Percy Bysshe Shelley’s Life
Percy Bysshe Shelley is one of the most popular English Romantic poets, and is regarded as a great lyrical poet in English language. He was born on 4th of August 1792 in England. Shelly harbored highly radical social, political views setting him against the existing social norms. Therefore, he did not become popular during his lifetime. However, the poetry of Shelley gained better recognition following his death.
Percy Bysshe Shelley was a close friend of eminent writers and poets including: Lord Byron, who wrote “She Walks in Beauty” and “Don Juan”; Thomas Love Peacock, who wrote an essay dedicated to Shelley “Memoirs of Shelley”; Leigh Hunt, who wrote the poem “Story of Rimini”; and Mary Shelley (his wife), who was the author of Frankenstein.
In 1811, Shelley eloped with Harriet Westbrook to Edinburgh but their marriage collapsed soon and he then eloped with Mary Godwin. They travelled to Germany, Switzerland and France. On their return to London, Shelley wrote “Alastor” in 1816, a first poem, which brought him popularity and recognition. Later on, they went to Italy, where he wrote the sonnet “Ozymandias” and translated Plato’s “Symposium”. On July 1822, Shelly drowned in a sailing boat accident.
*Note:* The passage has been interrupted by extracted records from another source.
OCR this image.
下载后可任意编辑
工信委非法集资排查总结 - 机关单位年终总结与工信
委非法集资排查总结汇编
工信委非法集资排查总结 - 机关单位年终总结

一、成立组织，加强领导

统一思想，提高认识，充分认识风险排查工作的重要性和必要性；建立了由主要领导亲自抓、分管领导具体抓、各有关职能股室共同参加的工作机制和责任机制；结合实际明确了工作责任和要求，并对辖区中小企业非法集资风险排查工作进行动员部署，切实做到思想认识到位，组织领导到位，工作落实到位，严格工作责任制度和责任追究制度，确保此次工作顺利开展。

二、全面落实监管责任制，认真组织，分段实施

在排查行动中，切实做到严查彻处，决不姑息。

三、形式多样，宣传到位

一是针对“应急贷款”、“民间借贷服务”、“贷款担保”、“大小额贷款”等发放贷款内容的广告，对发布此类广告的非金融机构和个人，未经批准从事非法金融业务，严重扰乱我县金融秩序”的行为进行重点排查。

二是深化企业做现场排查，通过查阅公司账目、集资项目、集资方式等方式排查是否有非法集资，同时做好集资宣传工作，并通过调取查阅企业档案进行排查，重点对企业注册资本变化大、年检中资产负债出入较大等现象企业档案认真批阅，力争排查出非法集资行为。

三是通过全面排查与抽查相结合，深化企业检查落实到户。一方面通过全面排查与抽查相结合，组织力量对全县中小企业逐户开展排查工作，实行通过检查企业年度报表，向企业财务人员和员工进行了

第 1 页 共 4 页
However, many believe that his death was not accidental, instead a suicide because he was disheartened at that time.
Percy Bysshe Shelley’s Works
The best known classic poems of Shelley include “Ode to the West Wind, “Ozymandias”, “Music, To a Skylark”, “The Cloud”, “The Mask of Anarchy” and “When Soft Voices Die”. There are also other major works which include visionary and long poems like “Alastor”, “Queen Mab”, “Adonais”, “The Triumph of Life”, and “The Revolt of Islam”. His visionary poetry dramas include, “Prometheus Unbound” and “The Cenci”.
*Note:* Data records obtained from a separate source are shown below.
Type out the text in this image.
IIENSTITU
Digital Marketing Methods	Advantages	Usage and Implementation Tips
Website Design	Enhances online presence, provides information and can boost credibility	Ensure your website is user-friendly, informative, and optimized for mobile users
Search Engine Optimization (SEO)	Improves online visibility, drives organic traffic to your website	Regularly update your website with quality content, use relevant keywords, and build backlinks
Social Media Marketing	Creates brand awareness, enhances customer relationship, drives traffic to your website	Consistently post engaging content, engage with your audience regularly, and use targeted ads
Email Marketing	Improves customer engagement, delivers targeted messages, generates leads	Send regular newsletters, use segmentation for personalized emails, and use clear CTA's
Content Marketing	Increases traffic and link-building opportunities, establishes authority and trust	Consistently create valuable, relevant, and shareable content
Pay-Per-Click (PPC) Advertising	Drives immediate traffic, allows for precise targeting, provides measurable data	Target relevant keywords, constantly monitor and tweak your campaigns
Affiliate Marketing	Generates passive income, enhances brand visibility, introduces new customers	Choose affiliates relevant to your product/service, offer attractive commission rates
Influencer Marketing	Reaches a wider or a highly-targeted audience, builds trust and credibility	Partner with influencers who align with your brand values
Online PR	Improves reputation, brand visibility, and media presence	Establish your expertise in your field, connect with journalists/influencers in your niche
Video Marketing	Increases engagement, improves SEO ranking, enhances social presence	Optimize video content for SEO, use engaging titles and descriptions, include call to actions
Shelley contributed several essays on the topic of vegetarianism; two of the most popular works among them include “On the Vegetable System of Diet” and “A Vindication of Natural Diet”.
Uncompromising idealism and the unconventional life of Shelley combined with his powerful disapproving voice made him a disparaged and authoritative figure in his lifetime. He became a role model for later generations of writers and poets which include Victorian poets and poets of the Pre-Raphaelite group such as Alfred Lord Tennyson, Lord Byron, Algernon Charles Swinburne, Robert Browning, Dante Gabriel Rossetti, W. B Yeats, Edna Saint Vincent Millay and Henry David Thoreau.
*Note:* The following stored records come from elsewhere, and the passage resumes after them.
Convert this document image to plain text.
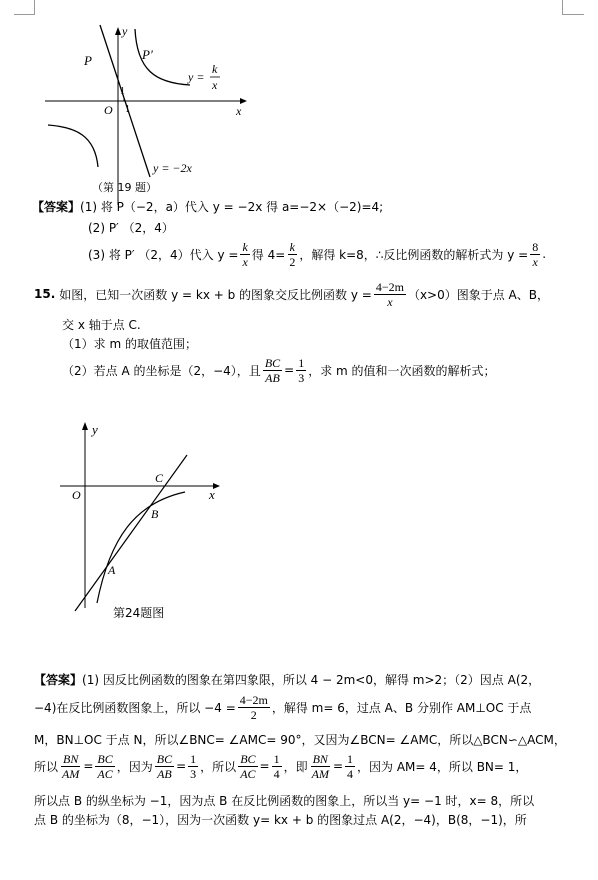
y
x
O
1
1
P	P′
y =
k
x
y = −2x
（第 19 题）
【答案】(1) 将 P（−2，a）代入 y = −2x 得 a=−2×（−2)=4;
(2) P′ （2，4）
(3) 将 P′ （2，4）代入 $y = \frac{k}{x}$ 得 $4= \frac{k}{2}$ ，解得 k=8，∴反比例函数的解析式为 $y = \frac{8}{x}$ .
15. 如图，已知一次函数 y = kx + b 的图象交反比例函数 $y = \frac{4-2m}{x} (x>0)$图象于点 A、B，
交 x 轴于点 C.
（1）求 m 的取值范围；
（2）若点 A 的坐标是（2，−4），且 $\frac{BC}{AB} = \frac{1}{3}$ ，求 m 的值和一次函数的解析式；
y
x
O
C
B
A
第24题图
【答案】(1) 因反比例函数的图象在第四象限，所以 4 − 2m<0，解得 m>2；（2）因点 A(2，
−4)在反比例函数图象上，所以 $-4 = \frac{4-2m}{2}$ ，解得 m= 6，过点 A、B 分别作 AM⊥OC 于点
M，BN⊥OC 于点 N，所以∠BNC= ∠AMC= 90°，又因为∠BCN= ∠AMC，所以△BCN∽△ACM，
所以 $\frac{BN}{AM} = \frac{BC}{AC}$ ，因为 $\frac{BC}{AB} = \frac{1}{3}$ ，所以 $\frac{BC}{AC} = \frac{1}{4}$ ，即 $\frac{BN}{AM} = \frac{1}{4}$ ，因为 AM= 4，所以 BN= 1，
所以点 B 的纵坐标为 −1，因为点 B 在反比例函数的图象上，所以当 y= −1 时，x= 8，所以
点 B 的坐标为（8，−1），因为一次函数 y= kx + b 的图象过点 A(2，−4)，B(8，−1)，所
Shelley also became a source of inspiration for the poets of other languages including Ranidranath Tagore, Jan Kasprowicz, Subramanay Bharathay and Jibanananda Das. The nonviolence of Shelley also inspired the passive resistance of Mohandas Karamchand Gandhi and Civil Disobedience of Henry David Thoreau – the reason that Gandhi often used quotes from Shelley’s “Masque of Anarchy”. Thomas Hardy, George Bernard Shaw, Karl Marx, Bertrand Russell and Upton Sinclair also got inspiration from him.
His short prose works include, “The Assassins, A Fragment of a Romance”, “The Elysian Fields: A Lucianic Fragment” , “The Coliseum, A Fragment” and “Una Favola (A Fable)”. Shelley published his first Romantic Gothic novel named, “Zastorri” in 1810 and published a second romantic novel “St. Irvyne; or, The Rosicrucian” in 1811.
Percy Bysshe Shelley’s Style and Popular Poems
Shelley was a famous English romantic poet whose poetry reflects passion, beauty, imagination, love, creativity, political liberty and nature. Being very sensitive and possessing distinctive qualities of hope, love, joy and imagination, Shelley strongly believed in realization of human happiness.
“Ozymandias” was one of his major contributions to the English Romantic poetry, published in 1818. Shelly often faced criticism due to his outspoken challenges to religion, oppression and conventional politics, “The Masque of Anarchy” is one of them. In 1821, Shelley wrote an elegy, “Adonais” inspired by Keats’ death. Other popular poems of Shelly are: “A Bridal Song”, “A Hate Song”, “A Dialogue”, “A Lament”, “A Serpent Face”, “A Fragment: To Music”, “A Dirge”, “ A New National Anthem” and “Alas! This is not What I thought Life Was”.
More About Shelley
Shelley was the supporter of social justice for the masses. He had strong feelings for the lower classes. He also saw how animals were maltreated and slaughtered. Therefore, he became a fighter and an advocate for all those living creatures mistreated or treated unjustly. Throughout his life, most journals and publishers turned down his requests to publish his work due to fear of being arrested for rebellious activities.